A l'instar de Hilde Vautmans (RE, Open Vld), les partis soulignent l'intérêt du document pour éviter un chaos de mesures en tous sens entre États membres, et insistent sur l'importance d'un secteur touristique qui offre de l'emploi à 25 millions de travailleurs européens.

Les écologistes soutiennent aussi l'initiative, moyennant des balises anti-discrimination et protectrice des données personnelles.

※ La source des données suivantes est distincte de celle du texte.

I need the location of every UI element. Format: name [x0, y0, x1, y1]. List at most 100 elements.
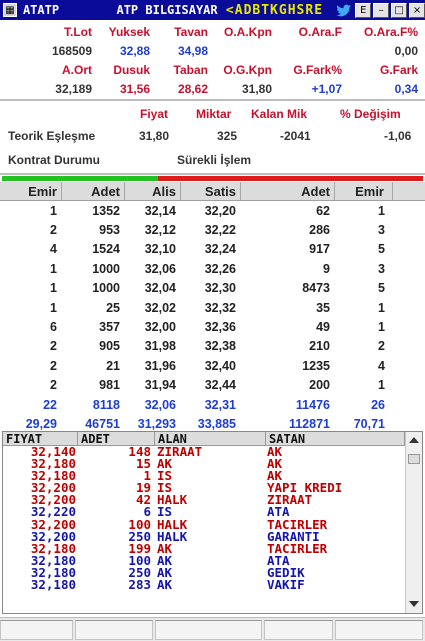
col-alis[interactable]: Alis — [125, 182, 181, 200]
cell-alis: 32,14 — [144, 203, 176, 218]
cell-alis: 31,94 — [144, 378, 176, 393]
cell-adet-ask: 35 — [316, 300, 330, 315]
col-satis[interactable]: Satis — [181, 182, 241, 200]
status-cell-3 — [154, 620, 262, 640]
ticker-text: <ADBTKGHSRE — [225, 2, 324, 18]
twitter-icon[interactable] — [335, 2, 353, 18]
cell-alis: 32,12 — [144, 223, 176, 238]
minimize-button[interactable]: – — [373, 2, 390, 18]
cell-emir-ask: 3 — [378, 261, 385, 276]
cell-emir-bid: 2 — [50, 223, 57, 238]
cell-satis: 32,44 — [204, 378, 236, 393]
trades-scrollbar[interactable] — [405, 432, 422, 613]
trade-satan: AK — [267, 444, 283, 459]
order-book-row[interactable]: 2 905 31,98 32,38 210 2 — [0, 337, 425, 356]
status-cell-4 — [263, 620, 333, 640]
cell-emir-ask: 1 — [378, 378, 385, 393]
cell-satis: 32,36 — [204, 320, 236, 335]
symbol-code: ATATP — [22, 3, 60, 17]
cell-adet-ask: 8473 — [302, 281, 330, 296]
value-oaraf-pct: 0,00 — [394, 43, 418, 58]
cell-emir-bid: 2 — [50, 358, 57, 373]
window-menu-icon[interactable]: ▦ — [3, 3, 17, 17]
scroll-up-icon[interactable] — [409, 437, 419, 443]
cell-adet-bid: 1524 — [92, 242, 120, 257]
cell-adet-ask: 49 — [316, 320, 330, 335]
value-tlot: 168509 — [51, 43, 92, 58]
cell-alis: 31,96 — [144, 358, 176, 373]
header-degisim: % Değişim — [340, 107, 401, 121]
cell-satis: 32,24 — [204, 242, 236, 257]
bid-depth-fill — [2, 176, 158, 181]
col-emir-ask[interactable]: Emir — [335, 182, 393, 200]
cell-adet-bid: 1352 — [92, 203, 120, 218]
cell-emir-bid: 4 — [50, 242, 57, 257]
order-book-row[interactable]: 6 357 32,00 32,36 49 1 — [0, 317, 425, 336]
cell-adet-ask: 62 — [316, 203, 330, 218]
status-cell-2 — [75, 620, 153, 640]
scroll-thumb[interactable] — [408, 454, 420, 464]
value-yuksek: 32,88 — [119, 43, 150, 58]
cell-emir-bid: 6 — [50, 320, 57, 335]
cell-adet-ask: 286 — [309, 223, 330, 238]
total-alis: 31,293 — [137, 416, 176, 431]
order-book-row[interactable]: 2 953 32,12 32,22 286 3 — [0, 220, 425, 239]
col-emir-bid[interactable]: Emir — [0, 182, 62, 200]
label-ogkpn: O.G.Kpn — [223, 62, 272, 77]
col-adet-ask[interactable]: Adet — [241, 182, 335, 200]
order-book-row[interactable]: 2 981 31,94 32,44 200 1 — [0, 376, 425, 395]
order-book-row[interactable]: 2 21 31,96 32,40 1235 4 — [0, 356, 425, 375]
trade-row[interactable]: 32,180 283 AK VAKIF — [3, 577, 422, 593]
cell-adet-bid: 357 — [99, 320, 120, 335]
order-book: Emir Adet Alis Satis Adet Emir 1 1352 32,1… — [0, 182, 425, 434]
cell-emir-ask: 3 — [378, 223, 385, 238]
cell-satis: 32,26 — [204, 261, 236, 276]
label-tavan: Tavan — [174, 24, 208, 39]
value-gfark: 0,34 — [394, 81, 418, 96]
order-book-row[interactable]: 4 1524 32,10 32,24 917 5 — [0, 240, 425, 259]
kontrat-durumu-value: Sürekli İşlem — [177, 153, 252, 167]
cell-alis: 32,10 — [144, 242, 176, 257]
cell-emir-ask: 1 — [378, 300, 385, 315]
title-bar[interactable]: ▦ ATATP ATP BILGISAYAR <ADBTKGHSRE E – □… — [0, 0, 425, 20]
value-ogkpn: 31,80 — [241, 81, 272, 96]
teorik-degisim: -1,06 — [384, 129, 412, 143]
header-fiyat: Fiyat — [140, 107, 169, 121]
cell-emir-ask: 2 — [378, 339, 385, 354]
scroll-down-icon[interactable] — [409, 601, 419, 607]
col-satan[interactable]: SATAN — [266, 432, 405, 446]
kontrat-durumu-label: Kontrat Durumu — [8, 153, 100, 167]
stats-values-row-2: 32,189 31,56 28,62 31,80 +1,07 0,34 — [0, 79, 425, 98]
cell-alis: 32,04 — [144, 281, 176, 296]
e-button[interactable]: E — [355, 2, 372, 18]
trade-adet: 283 — [128, 577, 151, 593]
order-book-header: Emir Adet Alis Satis Adet Emir — [0, 182, 425, 201]
maximize-button[interactable]: □ — [391, 2, 408, 18]
total-adet-bid: 8118 — [92, 397, 120, 412]
col-adet-bid[interactable]: Adet — [62, 182, 125, 200]
cell-satis: 32,32 — [204, 300, 236, 315]
depth-ratio-bar — [2, 176, 423, 181]
cell-emir-bid: 1 — [50, 203, 57, 218]
label-dusuk: Dusuk — [113, 62, 150, 77]
label-oakpn: O.A.Kpn — [224, 24, 272, 39]
cell-adet-ask: 9 — [323, 261, 330, 276]
label-taban: Taban — [173, 62, 208, 77]
cell-emir-ask: 1 — [378, 320, 385, 335]
close-button[interactable]: × — [409, 2, 425, 18]
order-book-row[interactable]: 1 25 32,02 32,32 35 1 — [0, 298, 425, 317]
trades-panel[interactable]: FIYAT ADET ALAN SATAN 32,140 148 ZIRAAT AK 3… — [2, 431, 423, 614]
cell-emir-bid: 1 — [50, 261, 57, 276]
order-book-row[interactable]: 1 1352 32,14 32,20 62 1 — [0, 201, 425, 220]
value-taban: 28,62 — [177, 81, 208, 96]
value-tavan: 34,98 — [177, 43, 208, 58]
cell-adet-ask: 210 — [309, 339, 330, 354]
stats-values-row-1: 168509 32,88 34,98 0,00 — [0, 41, 425, 60]
order-book-row[interactable]: 1 1000 32,04 32,30 8473 5 — [0, 279, 425, 298]
trade-adet: 15 — [135, 456, 151, 472]
total-emir-ask: 26 — [371, 397, 385, 412]
trade-satan: AK — [267, 456, 283, 472]
teorik-miktar: 325 — [217, 129, 238, 143]
order-book-row[interactable]: 1 1000 32,06 32,26 9 3 — [0, 259, 425, 278]
cell-adet-ask: 917 — [309, 242, 330, 257]
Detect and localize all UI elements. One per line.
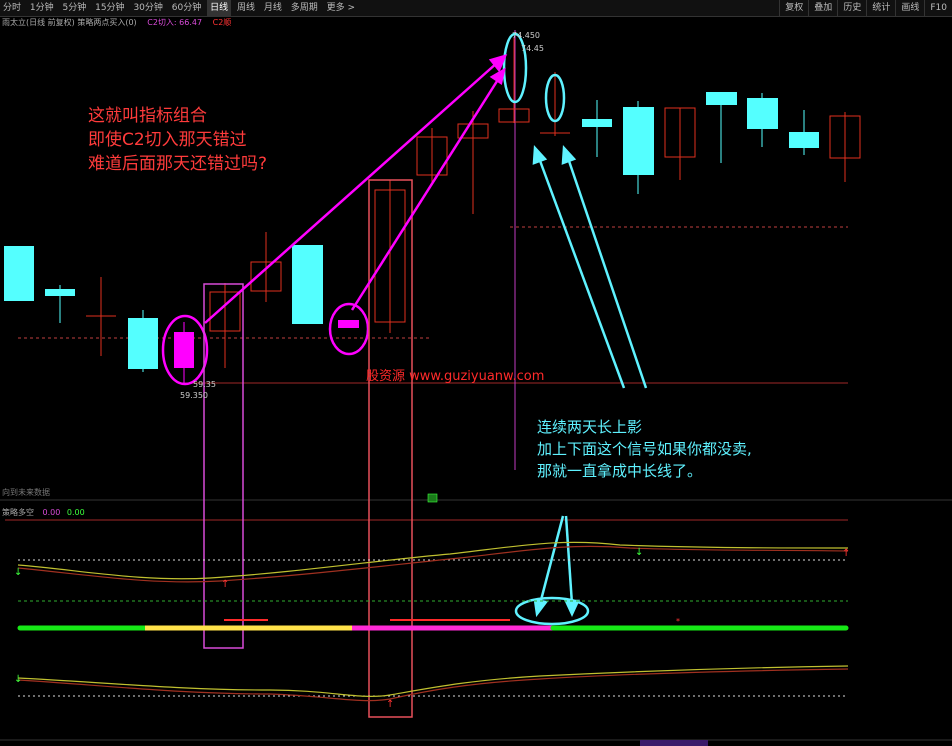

Toutefois, pour le chef de groupe des Verts/ALE, Philippe Lamberts, la précipitation serait mauvaise conseillère: le certificat ne devrait être utilisé pour faciliter la libre circulation qu'à partir du moment où l'accès aux tests est simple et universel. Il ne faudrait pas non plus que le document conduise à un faux sentiment de sécurité, met-il en garde, car il n'est pas encore établi que la vaccination empêche effectivement la transmission de la maladie.

Assita Kanko (N-VA, CRE) se dit "prudemment satisfaite" de la proposition de la Commission. Mais elle doute que cette dernière puisse la faire aboutir d'ici l'été. Elle aussi insiste sur la sécurité juridique et la protection de la vie privée.

Les chefs d'État et de gouvernement des Vingt-sept devraient aborder ce dossier lors de leur sommet des 25 et 26 mars prochains. Le Parlement sera également amené à se prononcer. Le Premier ministre belge Alexander De Croo s'y est déjà montré favorable: la Belgique a entamé les préparatifs du futur système, en prêtant une attention particulière au respect de la vie privée, a-t-il dit.